Приветливость, приветливость. И терпение.
— Как хотите.
— Это во сколько же мне ваша помощь обойдется?!
— Четыре процента от суммы, — повторил я. — Вы поймите, я не настаиваю. Мне…
— Двадцать две! Как же так — двадцать две? Ну пусть не тридцать… ваши услуги, я понимаю… пусть двадцать девять, в конце концов! Что вы! Я цены знаю! И потом: мне нужно срочно!
Через неделю!
Ну вот, так и вышло: все, что я битых полчаса пытался внедрить в ее слабый мозг, Нина Михайловна попросту пропустила мимо ушей: информация, которая казалась неправильной, не могла проникнуть в ее обтянутую головенку. Похоже, это была женщина железной воли и несгибаемого характера. Единственное, на чем бы я не стал настаивать, — что она намного умнее большого злого попугая.
— Понимаю, — сказал я, застегивая куртку. — Но это невозможно по многим причинам. Видите ли…
— Хорошо, давайте с вами договоримся! — с досадой воскликнула она. — Вы же мне просто руки выкручиваете! Что это такое, в самом деле! Я же уже сказала! Мне неинтересно знать, сколько вы получите! Давайте мне двадцать восемь — и все! Я согласна! Это может быть очень выгодно для вас! Хорошо?
— Я не покупаю квартир, — объяснил я. — Понимаете? Я их продаю.
И беру четыре процента от суммы. Вы уловили? — четыре процента.
А покупать у меня у самого — как бы поточнее выразиться? — денег нет. Моя покупательная способность крайне невысока… если угодно… если вам так понятнее. До свидания.
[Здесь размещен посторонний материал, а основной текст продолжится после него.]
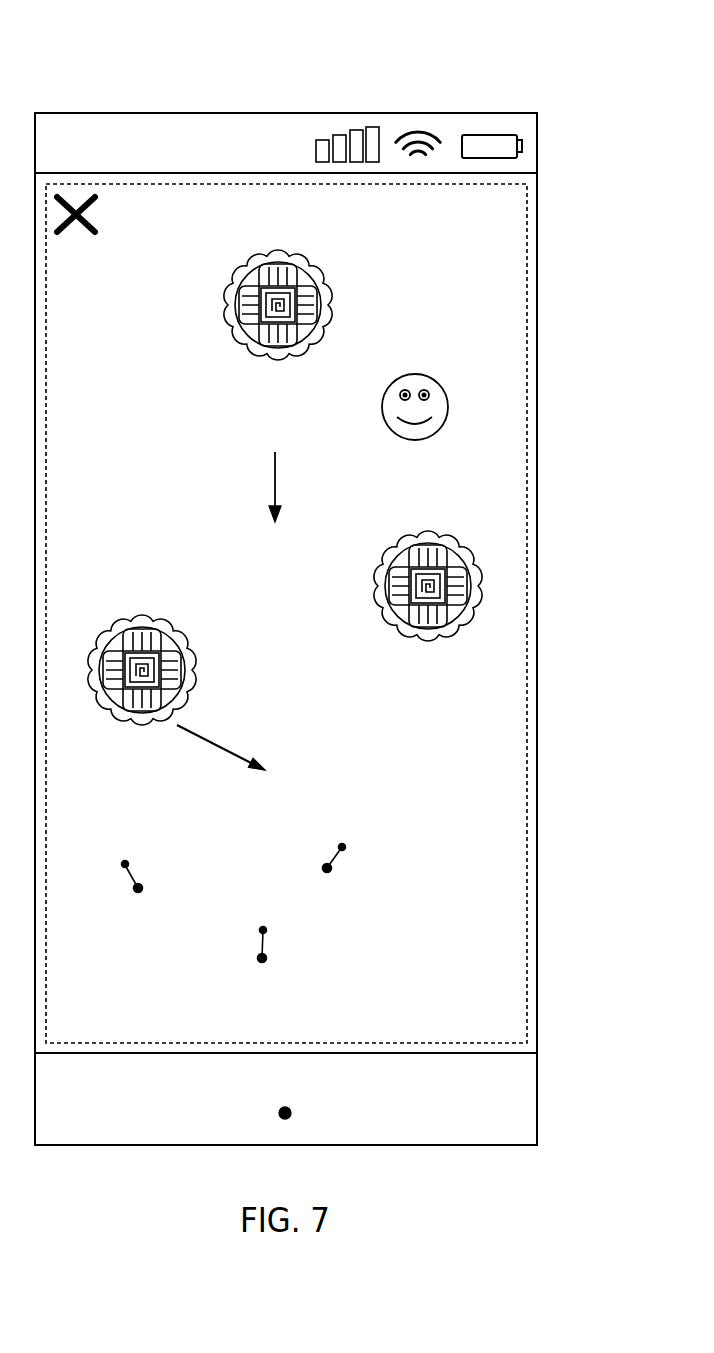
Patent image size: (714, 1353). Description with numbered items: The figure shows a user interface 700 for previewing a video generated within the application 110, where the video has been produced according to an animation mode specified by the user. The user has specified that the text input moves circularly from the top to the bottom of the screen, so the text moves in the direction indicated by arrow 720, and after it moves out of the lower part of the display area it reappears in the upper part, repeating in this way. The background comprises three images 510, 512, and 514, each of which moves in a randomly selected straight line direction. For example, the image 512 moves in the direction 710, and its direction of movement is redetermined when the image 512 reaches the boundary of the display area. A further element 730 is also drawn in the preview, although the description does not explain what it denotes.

The user interface 700 is at (155, 40).
The application 110 is at (352, 113).
The mooncake sticker 510 is at (272, 248).
The mooncake sticker 512 is at (135, 616).
The mooncake sticker 514 is at (422, 529).
The movement arrow 710 is at (217, 742).
The movement arrow 720 is at (278, 490).
The music note element 730 is at (343, 846).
Похоже, Нина Михайловна взошла в тупик: лоб окончательно наморщился и даже порозовел.
— Ну хорошо, хорошо!.. — нетерпеливо сказала она. — Ну а сколько тогда?
Даже когда все против этого, потенциальный клиент должен оставаться потенциальным клиентом.
— Двадцать две. Может быть, чуть больше. Я уже объяснял: выставим за двадцать пять. За двадцать четыре купят. Если повезет. Не повезет — двадцать три. Вычтите мой гонорар… Это несложно, это арифметика. Еще раз до свидания. Позвоните, если надумаете. Всего хорошего.
Дверь за спиной сильно хлопнула — сильнее, чем нужно, чтобы просто закрыть.
В туманном воздухе окруженные мглой фонари казались слоистыми, словно разрезанные луковицы. Над крышей пятиэтажки напротив стояли кривые серые дымы.
В центре замусоренного двора — должно быть, когда-то там была круглая клумба — бегала большая коричневая собака, весело таская за собой на длинном поводке спотыкающуюся невзрослую девочку в тигровой куртке.
Я открыл машину и сел.
Девочка совладала наконец с разгулявшимся псом, схватила его за ошейник и погрозила пальцем. Теперь они чинно шагали к подъезду.
Пес огорченно оглядывался.
— Ну что, Асечка, — сказал я, — поехали.
Стартер скрежетнул, и двигатель завелся.
5
Поток машин медленно тянулся по мокрой эстакаде. Двинулись… снова встали… Случайный мелкий дождичек штриховал пятна фонарного света. Бурый массив Ваганьковского кладбища справа от эстакады. С севера фонари, фонари… угрюмая земля, часто расчерченная прямыми линиями железнодорожных путей. Два поезда медленно ползут навстречу друг другу. Над крышей дома за светофором торопливо пробегают желтые буквы:
«ДИАНА: РЕКЛАМИРУЕМ
В СООТВЕТСТВИИ СО ЗДРАВЫМ СМЫСЛОМ».
И опять то же самое… и опять… и опять. Двинулись… четыре, пять метров… семь.
Встали…
«ДИАНА: РЕКЛАМИРУЕМ В СООТВЕТСТВИИ СО ЗДРАВЫМ
СМЫСЛОМ».
Я снова и снова читал этот текст, понимая все слова по отдельности, однако никак не мог совладать с идеей всего утверждения в целом. Встали… опять двинулись… А, понятно.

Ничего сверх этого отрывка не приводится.